Anders als der Ständerat sieht die nationalrätliche Kommission Handlungsbedarf bei der familieninternen Nachfolgeregelung bei Unternehmen und beantragt ihrem Rat mit 15 zu 8 Stimmen, auf die entsprechende Vorlage des Bundesrates zu einer Änderung des Schweizerischen Zivilgesetzbuches (22.049) einzutreten. Der Ständerat hatte sich in der Sommersession gegen die Vorlage ausgesprochen. Die Kommission argumentiert, dass es nicht im Interesse der Schweizer Wirtschaft ist, wenn ein Unternehmen liquidiert werden muss, weil die Unternehmensnachfolge bei mehreren potentiellen Erbinnen oder Erben nicht regelt wurde. Dadurch gehen unter anderem Arbeitsplätze, Kontinuität und Wissen verloren. Ausserdem weist die Kommission darauf hin, dass die vorgeschlagene Regelung ausschliesslich greifen soll, wenn die Erblasserin oder der Erblasser seine Nachfolge vor dem Todesfall nicht selbst geregelt hat. Eine Minderheit hingegen ist der Meinung, es besteht kein Regulierungsbedarf, denn in den allermeisten Fällen geschieht die Vererbung eines Unternehmens einvernehmlich. Ausserdem argumentiert sie, dass mit der vorgeschlagenen Regelung die gerechte Aufteilung des Nachlasses dem Erhalt des Unternehmens untergeordnet werden würde, indem das Unternehmen derjenigen Erbin oder demjenigen Erben integral zugewiesen werden soll, die oder der am besten dazu geeignet ist. Die Kommission wir die Detailberatung voraussichtlich an ihrer nächsten Sitzung aufnehmen.

Weitere Ges​chäfte

  • Mit 11 zu 9 Stimmen beantragt die Kommission ihrem Rat die Abschreibung der parlamentarischen Initiative 03.424 («Sexuelle Handlungen mit Kindern.

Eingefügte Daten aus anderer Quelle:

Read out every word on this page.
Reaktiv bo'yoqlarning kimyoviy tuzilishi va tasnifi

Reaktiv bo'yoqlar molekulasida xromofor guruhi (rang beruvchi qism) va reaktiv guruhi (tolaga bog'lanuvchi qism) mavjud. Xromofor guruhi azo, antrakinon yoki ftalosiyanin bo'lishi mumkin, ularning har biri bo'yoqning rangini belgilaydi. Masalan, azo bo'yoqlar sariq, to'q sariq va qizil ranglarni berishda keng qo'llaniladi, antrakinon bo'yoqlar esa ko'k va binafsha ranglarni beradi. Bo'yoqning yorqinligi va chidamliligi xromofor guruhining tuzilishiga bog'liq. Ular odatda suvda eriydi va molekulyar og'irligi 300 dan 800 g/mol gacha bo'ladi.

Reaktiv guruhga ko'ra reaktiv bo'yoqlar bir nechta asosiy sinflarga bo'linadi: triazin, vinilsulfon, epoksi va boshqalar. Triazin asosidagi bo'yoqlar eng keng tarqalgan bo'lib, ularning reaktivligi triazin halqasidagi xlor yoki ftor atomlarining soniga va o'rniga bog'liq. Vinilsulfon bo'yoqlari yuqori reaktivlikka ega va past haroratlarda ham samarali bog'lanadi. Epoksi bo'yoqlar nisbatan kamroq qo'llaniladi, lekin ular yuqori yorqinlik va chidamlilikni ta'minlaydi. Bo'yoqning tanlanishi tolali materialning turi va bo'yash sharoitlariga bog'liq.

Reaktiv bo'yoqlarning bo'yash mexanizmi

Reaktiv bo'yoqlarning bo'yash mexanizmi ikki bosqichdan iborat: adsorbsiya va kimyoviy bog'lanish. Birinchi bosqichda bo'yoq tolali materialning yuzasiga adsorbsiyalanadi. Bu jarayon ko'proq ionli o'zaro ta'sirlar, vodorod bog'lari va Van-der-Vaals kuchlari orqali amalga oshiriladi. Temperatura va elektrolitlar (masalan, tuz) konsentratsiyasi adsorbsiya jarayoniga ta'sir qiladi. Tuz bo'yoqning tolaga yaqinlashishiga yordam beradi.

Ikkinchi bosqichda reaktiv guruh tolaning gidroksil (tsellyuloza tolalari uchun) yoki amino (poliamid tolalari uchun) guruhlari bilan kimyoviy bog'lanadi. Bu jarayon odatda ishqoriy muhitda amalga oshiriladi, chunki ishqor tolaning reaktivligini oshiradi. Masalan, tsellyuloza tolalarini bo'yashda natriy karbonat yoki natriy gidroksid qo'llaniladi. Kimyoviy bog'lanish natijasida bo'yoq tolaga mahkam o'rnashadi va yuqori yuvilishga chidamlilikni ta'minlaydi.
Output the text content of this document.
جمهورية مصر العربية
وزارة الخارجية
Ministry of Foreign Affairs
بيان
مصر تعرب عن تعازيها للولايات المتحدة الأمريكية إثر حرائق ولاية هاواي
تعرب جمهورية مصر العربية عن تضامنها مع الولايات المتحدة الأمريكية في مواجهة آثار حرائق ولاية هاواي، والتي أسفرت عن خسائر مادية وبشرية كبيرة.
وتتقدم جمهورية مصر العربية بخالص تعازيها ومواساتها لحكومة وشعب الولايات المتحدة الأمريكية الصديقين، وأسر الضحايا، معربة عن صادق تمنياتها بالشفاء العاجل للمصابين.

Erhöhung des Strafmasses gemäss Artikel 187 StGB»), deren Anliegen im Rahmen der Vorlage zur Revision des Sexualstrafrechts (18.043, E. 3) umgesetzt wurden. Eine Minderheit möchte die Vorlage nicht abschreiben.
  • Zu guter Letzt hat die Kommission vom Nachtrag zum zweiten GRECO-Konformitätsbericht «Prävention von Korruption bei Mitgliedern von Parlamenten, Gerichten und Staatsanwaltschaften» Kenntnis genommen.

Die Kommission tagte am 3. und 4. Juli 2023 unter dem Vorsitz von Nationalrätin Christa Markwalder (FDP, BE) in Bern.